Sidebar item: Models Route: /settings?tab=models
Interface Overview
The Models page (accessed via the Settings > Models tab) displays a card or list for each installed model with key information at a glance.
Model Details
Each model card shows:
| Field | Description |
|---|---|
| Name | Model identifier (e.g., llama3.2:latest) |
| Parameter count | Number of parameters (e.g., 3B, 7B, 70B) |
| Quantization | Compression level (e.g., Q4_0, Q8_0, F16) |
| Family | Model family (e.g., llama, mistral, gemma) |
| Format | Model format (e.g., gguf) |
Architecture Diagrams
Click on a model to see an architecture diagram showing the model's internal structure — layer count, attention heads, embedding dimensions, and more.
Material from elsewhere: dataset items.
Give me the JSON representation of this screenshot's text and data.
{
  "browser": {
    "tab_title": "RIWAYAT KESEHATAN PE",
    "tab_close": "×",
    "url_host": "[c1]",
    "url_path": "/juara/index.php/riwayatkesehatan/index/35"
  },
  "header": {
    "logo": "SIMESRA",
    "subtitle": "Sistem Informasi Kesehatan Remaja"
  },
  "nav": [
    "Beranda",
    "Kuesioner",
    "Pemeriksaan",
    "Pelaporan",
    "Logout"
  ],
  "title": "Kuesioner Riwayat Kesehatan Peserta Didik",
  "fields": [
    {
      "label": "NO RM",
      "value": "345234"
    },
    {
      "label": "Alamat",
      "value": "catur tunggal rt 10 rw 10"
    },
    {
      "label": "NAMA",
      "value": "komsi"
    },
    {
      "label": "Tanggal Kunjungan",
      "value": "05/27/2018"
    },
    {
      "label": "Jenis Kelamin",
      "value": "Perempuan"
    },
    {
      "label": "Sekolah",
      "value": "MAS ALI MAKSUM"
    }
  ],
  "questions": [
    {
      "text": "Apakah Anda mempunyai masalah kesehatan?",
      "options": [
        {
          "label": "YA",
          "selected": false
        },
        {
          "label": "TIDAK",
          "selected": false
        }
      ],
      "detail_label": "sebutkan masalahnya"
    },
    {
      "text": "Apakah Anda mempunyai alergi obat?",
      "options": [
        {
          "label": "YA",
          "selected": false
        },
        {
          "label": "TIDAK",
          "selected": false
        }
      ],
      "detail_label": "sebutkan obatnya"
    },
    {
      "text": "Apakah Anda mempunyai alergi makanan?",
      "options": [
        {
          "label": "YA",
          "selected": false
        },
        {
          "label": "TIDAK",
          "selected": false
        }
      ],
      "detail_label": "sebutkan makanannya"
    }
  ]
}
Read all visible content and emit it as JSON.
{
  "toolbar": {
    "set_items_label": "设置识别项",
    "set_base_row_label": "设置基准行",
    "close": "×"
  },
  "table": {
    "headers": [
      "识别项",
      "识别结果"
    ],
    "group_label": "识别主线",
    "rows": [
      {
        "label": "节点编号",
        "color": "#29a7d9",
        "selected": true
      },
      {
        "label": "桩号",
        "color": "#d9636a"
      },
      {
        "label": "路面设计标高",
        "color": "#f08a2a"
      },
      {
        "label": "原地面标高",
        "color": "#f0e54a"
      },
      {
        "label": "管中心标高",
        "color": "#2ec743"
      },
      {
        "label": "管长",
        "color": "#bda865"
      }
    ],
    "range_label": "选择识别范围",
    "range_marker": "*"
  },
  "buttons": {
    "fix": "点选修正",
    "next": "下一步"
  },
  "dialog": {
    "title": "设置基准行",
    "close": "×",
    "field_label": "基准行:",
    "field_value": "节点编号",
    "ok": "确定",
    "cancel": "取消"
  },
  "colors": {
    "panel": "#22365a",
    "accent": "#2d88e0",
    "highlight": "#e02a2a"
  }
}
This is parsed from Ollama's model metadata.
Capability Detection
LLMxRay automatically detects what each model can do:
| Capability | How it's detected | UI effect |
|---|---|---|
| Thinking | Model name patterns (e.g., deepseek-r1) or Ollama capabilities | Enables reasoning tab in Chat Diagnostics |
| Vision | Ollama capabilities or model family | Enables image attachment in chat |
| Embedding | Ollama capabilities or model family | Appears in Embeddings and Knowledge Base model selectors |
| Tool use | Ollama capabilities | Enables tool calling in chat |
Models that support only embeddings are automatically filtered out of chat model selectors.
Model Catalog
The catalog provides a curated view of available models with comparison tables, helping you choose the right model for your use case.
Tips
- Quantization trade-off — Lower quantization (Q4) uses less RAM but slightly reduces quality. Q8 and F16 are higher quality but need more memory.
- Pull more models from the terminal:
ollama pull <model-name> - The capability detection adapts the entire UI — you don't need to configure anything manually.